Over the years as we’ve worked with many different financial advisory firms and accounting firms, we have found there is often confusion around the various roles that sales and marketing play in the growth of a practice. Understanding the differences is essential to your firm’s growth – so we want to help explain how you can differentiate between them.

  1. To be a rainmaker you need to be pushy.
    You need to know that sales is about asking good questions and marketing is about making great statements. Often people think that to properly sell, they need to push their value or their product/service on their prospects. In fact, that’s not the case at all. The primary goal of sales should be a process of asking good questions of the other person. If you’re meeting with a prospect, you want to have a handful of open-ended questions to help you both determine if you are a good fit to work together. A great place to start is to think through 3-5 of the most common concerns or problems you solve for your best clients on a regular basis. Then think about how you can ask a How, When, What or Where question around those concerns. Important tip: never ask a Why question, as that tends to put people on the defensive.It may take a little strategic thinking or brainstorming to develop some questions but once you do, you will find it very easy to begin asking questions rather than making statements in your sale process. This also helps with your current clients, when you believe your firm may be able to help them with additional services. Instead of pushing those services, think about asking the client questions about the issue that your firm may be able to alleviate for them. So, remember it’s never about pressuring someone – but rather about keeping everyone comfortable as you determine whether you and your firm are a good fit to help them.
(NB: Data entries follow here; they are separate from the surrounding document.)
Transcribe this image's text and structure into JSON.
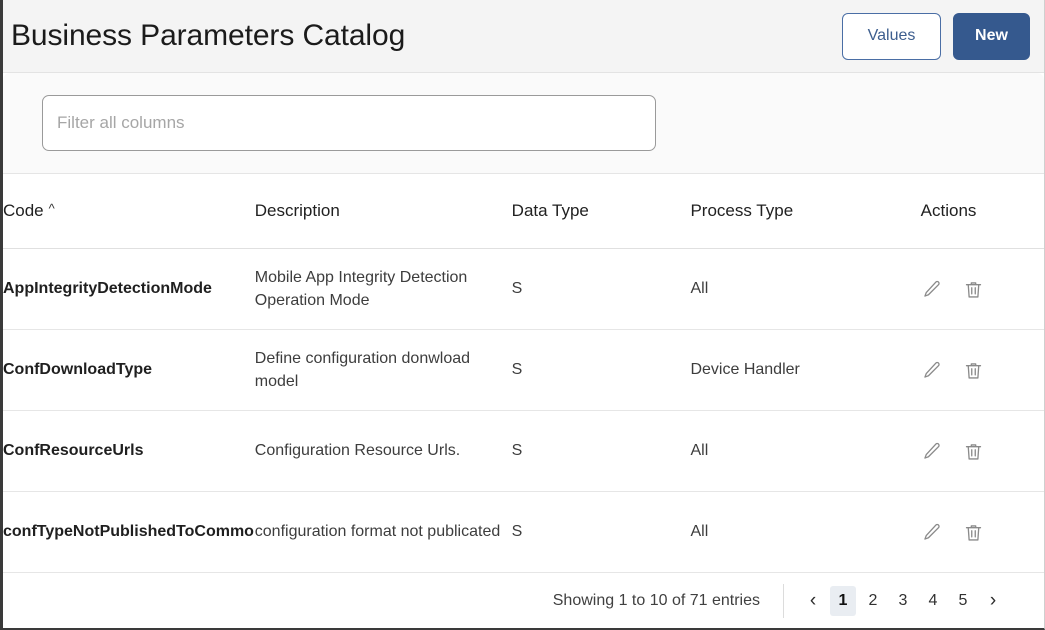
{
  "header": {
    "title": "Business Parameters Catalog",
    "values_button": "Values",
    "new_button": "New"
  },
  "filter": {
    "placeholder": "Filter all columns",
    "value": ""
  },
  "table": {
    "columns": [
      {
        "label": "Code",
        "sort": "^"
      },
      {
        "label": "Description"
      },
      {
        "label": "Data Type"
      },
      {
        "label": "Process Type"
      },
      {
        "label": "Actions"
      }
    ],
    "rows": [
      {
        "code": "AppIntegrityDetectionMode",
        "description": "Mobile App Integrity Detection Operation Mode",
        "data_type": "S",
        "process_type": "All"
      },
      {
        "code": "ConfDownloadType",
        "description": "Define configuration donwload model",
        "data_type": "S",
        "process_type": "Device Handler"
      },
      {
        "code": "ConfResourceUrls",
        "description": "Configuration Resource Urls.",
        "data_type": "S",
        "process_type": "All"
      },
      {
        "code": "confTypeNotPublishedToCommon",
        "description": "configuration format not publicated",
        "data_type": "S",
        "process_type": "All"
      }
    ],
    "row_actions": {
      "edit_icon": "pencil-icon",
      "delete_icon": "trash-icon"
    }
  },
  "footer": {
    "entries_info": "Showing 1 to 10 of 71 entries",
    "prev_label": "‹",
    "next_label": "›",
    "pages": [
      "1",
      "2",
      "3",
      "4",
      "5"
    ],
    "active_page": "1"
  },
  "colors": {
    "primary": "#35598e",
    "outline_border": "#4a6ea5",
    "header_bg": "#f4f4f4",
    "active_page_bg": "#e9edf2"
  }
}
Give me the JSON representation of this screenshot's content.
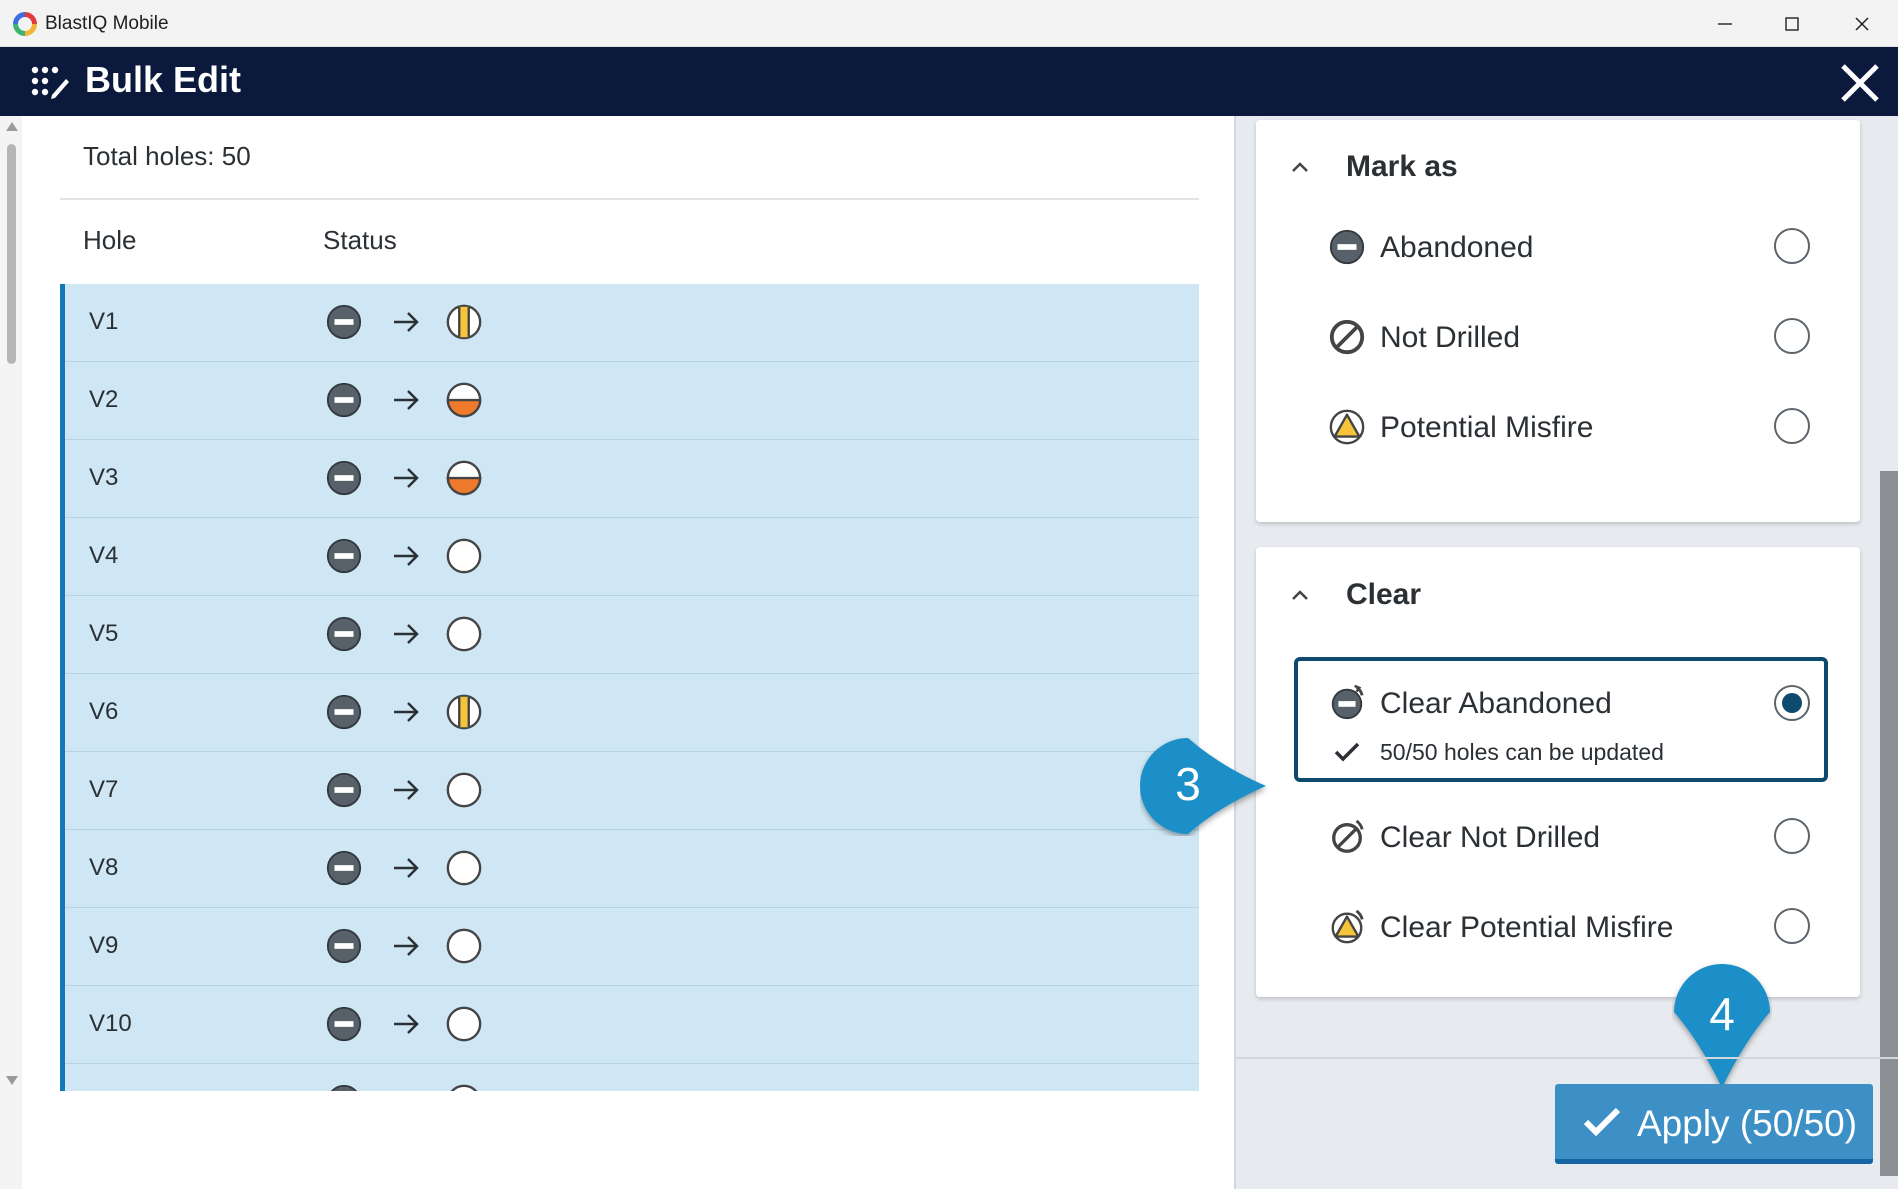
{
  "window": {
    "app_name": "BlastIQ Mobile"
  },
  "header": {
    "title": "Bulk Edit"
  },
  "left": {
    "total_holes": "Total holes: 50",
    "columns": {
      "hole": "Hole",
      "status": "Status"
    },
    "rows": [
      {
        "hole": "V1",
        "from": "abandoned-icon",
        "to": "primed-yellow-icon"
      },
      {
        "hole": "V2",
        "from": "abandoned-icon",
        "to": "half-orange-icon"
      },
      {
        "hole": "V3",
        "from": "abandoned-icon",
        "to": "half-orange-icon"
      },
      {
        "hole": "V4",
        "from": "abandoned-icon",
        "to": "empty-hole-icon"
      },
      {
        "hole": "V5",
        "from": "abandoned-icon",
        "to": "empty-hole-icon"
      },
      {
        "hole": "V6",
        "from": "abandoned-icon",
        "to": "primed-yellow-icon"
      },
      {
        "hole": "V7",
        "from": "abandoned-icon",
        "to": "empty-hole-icon"
      },
      {
        "hole": "V8",
        "from": "abandoned-icon",
        "to": "empty-hole-icon"
      },
      {
        "hole": "V9",
        "from": "abandoned-icon",
        "to": "empty-hole-icon"
      },
      {
        "hole": "V10",
        "from": "abandoned-icon",
        "to": "empty-hole-icon"
      },
      {
        "hole": "",
        "from": "abandoned-icon",
        "to": "empty-hole-icon"
      }
    ]
  },
  "mark_as": {
    "title": "Mark as",
    "options": [
      {
        "label": "Abandoned",
        "icon": "abandoned-icon",
        "selected": false
      },
      {
        "label": "Not Drilled",
        "icon": "not-drilled-icon",
        "selected": false
      },
      {
        "label": "Potential Misfire",
        "icon": "potential-misfire-icon",
        "selected": false
      }
    ]
  },
  "clear": {
    "title": "Clear",
    "options": [
      {
        "label": "Clear Abandoned",
        "icon": "clear-abandoned-icon",
        "selected": true,
        "sub": "50/50 holes can be updated"
      },
      {
        "label": "Clear Not Drilled",
        "icon": "clear-not-drilled-icon",
        "selected": false
      },
      {
        "label": "Clear Potential Misfire",
        "icon": "clear-potential-misfire-icon",
        "selected": false
      }
    ]
  },
  "callouts": {
    "step3": "3",
    "step4": "4"
  },
  "apply": {
    "label": "Apply (50/50)"
  },
  "colors": {
    "header_bg": "#0b1a3c",
    "row_bg": "#cfe7f4",
    "accent": "#1378b8",
    "apply_bg": "#3d90c5",
    "callout": "#1a8fc9"
  }
}
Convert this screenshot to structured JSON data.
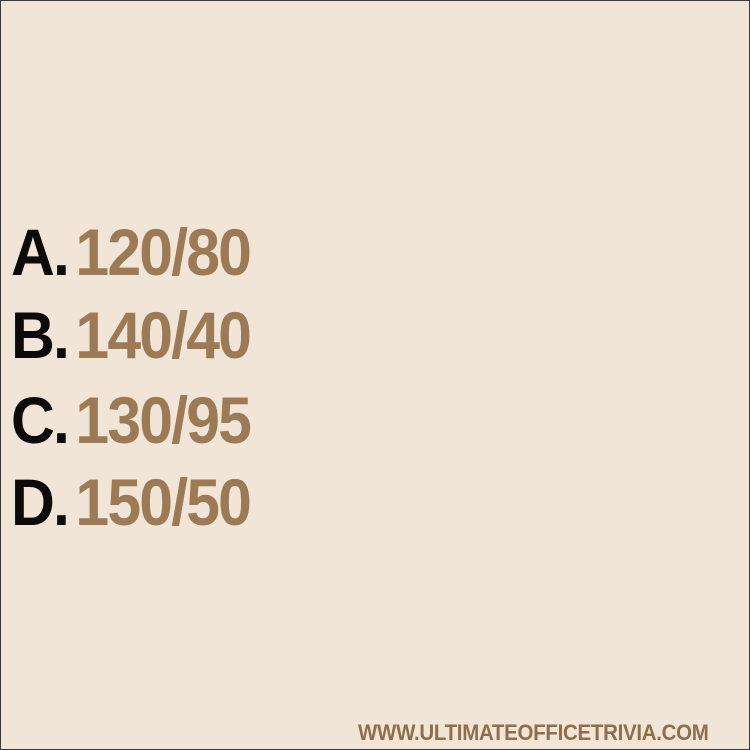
{
  "options": [
    {
      "letter": "A.",
      "value": "120/80"
    },
    {
      "letter": "B.",
      "value": "140/40"
    },
    {
      "letter": "C.",
      "value": "130/95"
    },
    {
      "letter": "D.",
      "value": "150/50"
    }
  ],
  "footer": {
    "url": "WWW.ULTIMATEOFFICETRIVIA.COM"
  },
  "colors": {
    "background": "#f0e5d6",
    "letter": "#0d0b09",
    "value": "#9b7a55"
  }
}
  1. To be a good salesperson, you need to be an extrovert
    Twenty years ago, this statement would have been true, however, as the internet has grown, so has the power of a Google search. The internet and the pandemic have empowered the consumer to take control and do their initial research online before they choose a service. Your prospects are educating themselves online prior to contacting you. Firms that experienced growth during the pandemic shifted their marketing efforts to utilize webinars, virtual conferences, social media, digital marketing strategies, search engine optimization and videos rather than traditional networking. These offerings make it possible for accounting and financial planners to market themselves from behind their desk. And we are seeing these types of marketing efforts continuing to be extremely effective in supporting our clients’ growth. So please take heart if you are an introvert, because if you’re working hand in hand with marketing the need to attend networking events can be decreased. But to do this, you will need to then increase your marketing efforts to provide online education opportunities for your prospects. Here are some suggestions: write content (blogs, white papers etc), create online webinars, continue to build out new pages on your website, utilize search engine optimization strategies and post regularly on your social media channels. If you do this, you will find that you can build your practice from behind your desk rather than over coffee.

In conclusion, the saying that sales is all about asking good questions and marketing is about making great statements continues to be true today. Also remember that sales without marketing is too hard and marketing without sales is too expensive. So build a plan for yourself and your firm that will help balance both sales and marketing efforts – it will be worth the effort!